Este processo tramitou na Comarca de Japaratuba (Vale do Cotinguiba) desde 2007 e se refere a gastos irregulares de mais de R$ 40 mil em recursos da Prefeitura de Pirambu, entre 2005 e 2007, durante as gestões de André e do sucessor Juarez Batista dos Santos. A sentença deste caso saiu em junho de 2013 e, além de ordenar a devolução do dinheiro, suspendeu os direitos políticos do deputadopor oito anos. André recorreu, mas a sentença foi mantida em 4 de julho pela 2ª Câmara Cível do Tribunal de Justiça de Sergipe (TJSE), o que tornou o candidato inelegível.
Com base nisso, em 13 de agosto, o Tribunal Regional Eleitoral de Sergipe (TRE/SE) impugnou a candidatura de Moura, pois os seis componentes do Pleno votaram contra o parecer da juíza relatora Denize Figueiredo – a qual argumentava que decisões do TJSE não tornariam candidatos inelegíveis. O entendimento dos outros magistrados é de que a situação se enquadra no que diz a Lei da Ficha Limpa, a qual restringe o registro de candidatos processados e condenados por órgãos colegiados de segunda instância. O deputado do PSC ainda tentou um efeito suspensivo desta decisão no Superior Tribunal de Justiça (STJ), mas o pedido foi negado em 16 de setembro pela ministra Assussete Magalhães.

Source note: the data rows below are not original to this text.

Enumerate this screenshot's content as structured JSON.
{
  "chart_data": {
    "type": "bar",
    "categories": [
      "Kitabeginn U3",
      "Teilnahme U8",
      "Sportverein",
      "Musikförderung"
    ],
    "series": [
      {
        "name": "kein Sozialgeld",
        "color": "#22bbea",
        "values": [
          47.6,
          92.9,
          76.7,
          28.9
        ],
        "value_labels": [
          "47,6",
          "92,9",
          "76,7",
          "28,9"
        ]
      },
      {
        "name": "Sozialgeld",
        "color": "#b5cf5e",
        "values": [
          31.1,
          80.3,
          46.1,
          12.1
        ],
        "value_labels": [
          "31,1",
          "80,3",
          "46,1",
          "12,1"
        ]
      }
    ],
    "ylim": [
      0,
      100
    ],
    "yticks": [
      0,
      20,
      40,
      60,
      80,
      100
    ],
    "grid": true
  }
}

No julgamento de ontem do TSE, a negação do recurso foi apresentada no voto do relator do caso, ministro Gilmar Mendes, e seguida por todos os outros seis ministros eleitorais. Com isso, a candidatura permanece cassada. O deputado ainda pode recorrer ao Supremo Tribunal Federal (STF). No entanto, a expectativa é de que a Justiça Eleitoral não divulgue o total de votos que forem dados a André Moura durante a eleição de amanhã.